SEATTLE — About a dozen prospective jurors were dismissed Monday from the federal trial of the father of the teenager who fatally shot four friends at a high school because of their connection with Marysville-Pilchuck High School or because they have strong opinions about firearms.
Raymond Lee Fryberg Jr. is charged with illegally owning the gun his son, Jaylen, used in the shooting at the high school cafeteria on Oct. 24.
Prosecutors say he was the subject of a 2002 domestic violence restraining order, which made him prohibited from having guns. The six-count indictment said he illegally owned nine guns. Fryberg doesn’t face any charges related to the school shooting.
After U.S. District Court Judge James Robart and lawyers on both sides questioned about two dozen jurors individually, almost half were sent home based on their answers.

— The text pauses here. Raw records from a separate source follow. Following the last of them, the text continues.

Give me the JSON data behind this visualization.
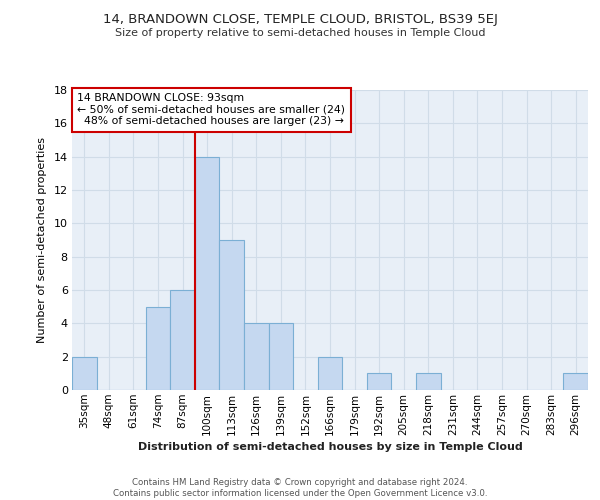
{
  "title": "14, BRANDOWN CLOSE, TEMPLE CLOUD, BRISTOL, BS39 5EJ",
  "subtitle": "Size of property relative to semi-detached houses in Temple Cloud",
  "xlabel_bottom": "Distribution of semi-detached houses by size in Temple Cloud",
  "ylabel": "Number of semi-detached properties",
  "bar_color": "#c5d8f0",
  "bar_edgecolor": "#7bafd4",
  "grid_color": "#d0dce8",
  "background_color": "#e8eff7",
  "categories": [
    "35sqm",
    "48sqm",
    "61sqm",
    "74sqm",
    "87sqm",
    "100sqm",
    "113sqm",
    "126sqm",
    "139sqm",
    "152sqm",
    "166sqm",
    "179sqm",
    "192sqm",
    "205sqm",
    "218sqm",
    "231sqm",
    "244sqm",
    "257sqm",
    "270sqm",
    "283sqm",
    "296sqm"
  ],
  "values": [
    2,
    0,
    0,
    5,
    6,
    14,
    9,
    4,
    4,
    0,
    2,
    0,
    1,
    0,
    1,
    0,
    0,
    0,
    0,
    0,
    1
  ],
  "property_label": "14 BRANDOWN CLOSE: 93sqm",
  "pct_smaller": 50,
  "count_smaller": 24,
  "pct_larger": 48,
  "count_larger": 23,
  "vline_x": 4.5,
  "annotation_box_edgecolor": "#cc0000",
  "vline_color": "#cc0000",
  "footnote1": "Contains HM Land Registry data © Crown copyright and database right 2024.",
  "footnote2": "Contains public sector information licensed under the Open Government Licence v3.0.",
  "ylim": [
    0,
    18
  ],
  "yticks": [
    0,
    2,
    4,
    6,
    8,
    10,
    12,
    14,
    16,
    18
  ]
}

One woman was excused because she works for the Marysville School District, while another was let go because her child is a student at the high school.
The judge released a woman who said she believed that if Fryberg didn’t own a gun, the high school shooting wouldn’t have happened in the first place. He dismissed a man from jury service because he said he didn’t think anyone should own a gun.
The jury-selection process took all day and opening statements were scheduled for Tuesday. The trial will continue Wednesday, skip Thursday and Friday and start again next Monday, with the case going to the jury on Tuesday, Robart said.
Prior the jury selection process, Robart ruled on several previously filed motions.
He denied a motion from Fryberg lawyer John Henry Browne that sought to exclude certain information that a tribal police officer wrote on a form when he allegedly served Fryberg with the restraining order. Browne has claimed that Fryberg was never served and argued in the motion that the information should be included because the officer is dead and he can’t be questioned at trial.
Robart said the right to confrontation doesn’t apply because the officer’s report is admissible as a public record.
The judge also denied a motion to exclude an interview Fryberg gave to two law enforcement agents, arguing he made the statements voluntarily. But Robart told the prosecutors to black out any part of the transcript that mentions Fryberg’s son or the high school shooting.
Robart granted the prosecutor’s request to prohibit Fryberg from claiming that he didn’t know that he was prohibited from having guns because of the restraining order.